National Startup Day Tells Quite the Story About Columbus
Even though National Startup Day is only two years old, it already has developed a strong foothold in Central Ohio.
On August 5, Startup Storytellers brought together a host of entrepreneurs, government officials, and startup advocates to discuss ways they all could benefit the local innovation economy.
While the event did highlight ways for the local government to more actively support entrepreneurship, perhaps the biggest takeaway was how much Central Ohio already does to encourage innovation—and how quickly the momentum is building.
Just a few weeks ago Columbus became the nation’s first metropolitan city—and the second city overall—to hire a Small Business Concierge as a liaison between entrepreneurs and local city officials. Getting government involved with small business might seem like a paradox since, as Dublin Representative Mike Duffey noted, it often “creates fear in people’s minds that they can’t do what they want.”
While that may prove true in other cities, the fact that so many different companies, industries, and professionals showed up to Startup Storytellers proves that, in Central Ohio, everyone is united in supporting startup success.
In the past few months, we’ve seen nods to that support throughout the larger community—with the opening of the Columbus Idea Foundry, the debut of TechColumbus’ Concept Academy and preparations for WearGood, Columbus’ first local tech hackathon. The wealth of local resources available to aspiring entrepreneurs, both within and without the tech space, is growing by the day.
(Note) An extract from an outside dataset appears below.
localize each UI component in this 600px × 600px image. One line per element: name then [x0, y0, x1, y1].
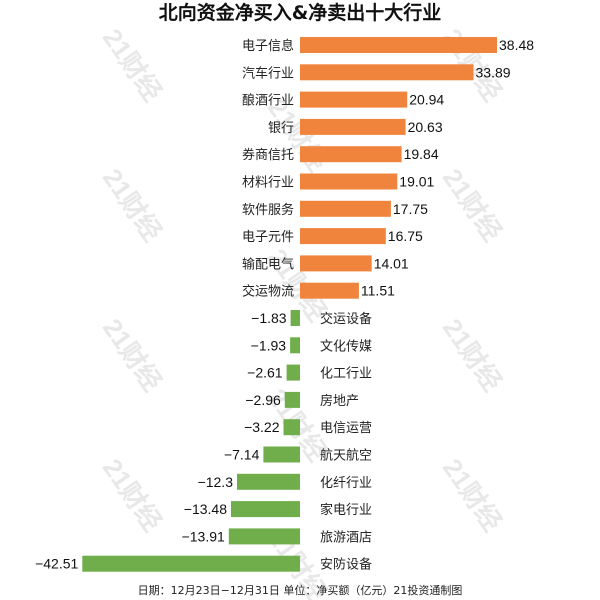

Ryan Schick, Columbus’ Small Business Concierge, thinks that this perspective is unique to Columbus—and that it will be the key to our success as an entrepreneurial hub. According to him, “This is a Midwest town with an East Coast feel, and that’s what will lead this city forward.”
Columbus increasingly proves that it has the resources and the passion to power local innovation. Now, the key is to provide outlets for more people to access those channels. Both Duffy and Schick commented on the need for us “not only to teach entrepreneurship, but to cultivate entrepreneurship” in the community, something which events like Startup Storytellers and Startup Grind are already helping to do.
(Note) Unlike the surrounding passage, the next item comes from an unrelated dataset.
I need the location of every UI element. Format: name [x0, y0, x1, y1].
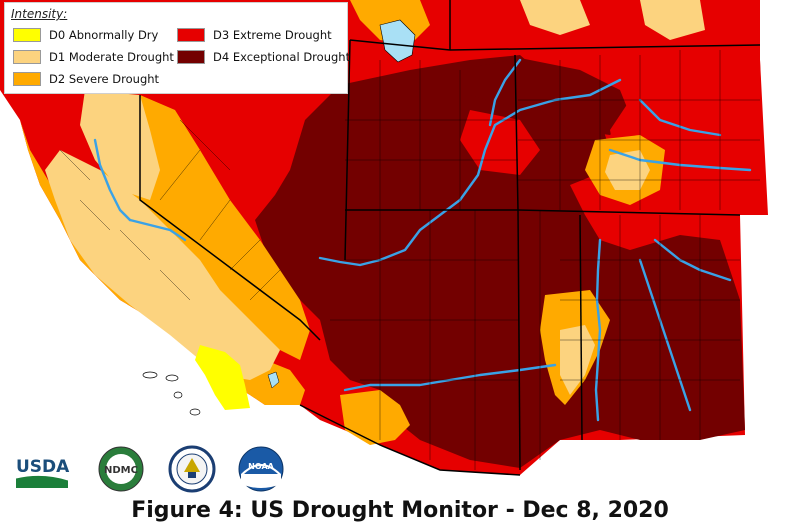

A few years ago, you never would have heard about anything like this coming out of Columbus. I hear this a lot from my parents, who have lived in Columbus for decades and yet only recently learned about the startup community.
That’s because, until recently, you never heard about startups. There was no gathering place for entrepreneurs, let alone any type of support infrastructure. Now that we have both, events like Startup Storytellers are teeming with entrepreneurs from all walks of life, even college-aged people like me.
Seeing how far the Columbus startup scene has come makes me wonder where it will be in the next few years. If you’re curious, too, you should come along for the ride.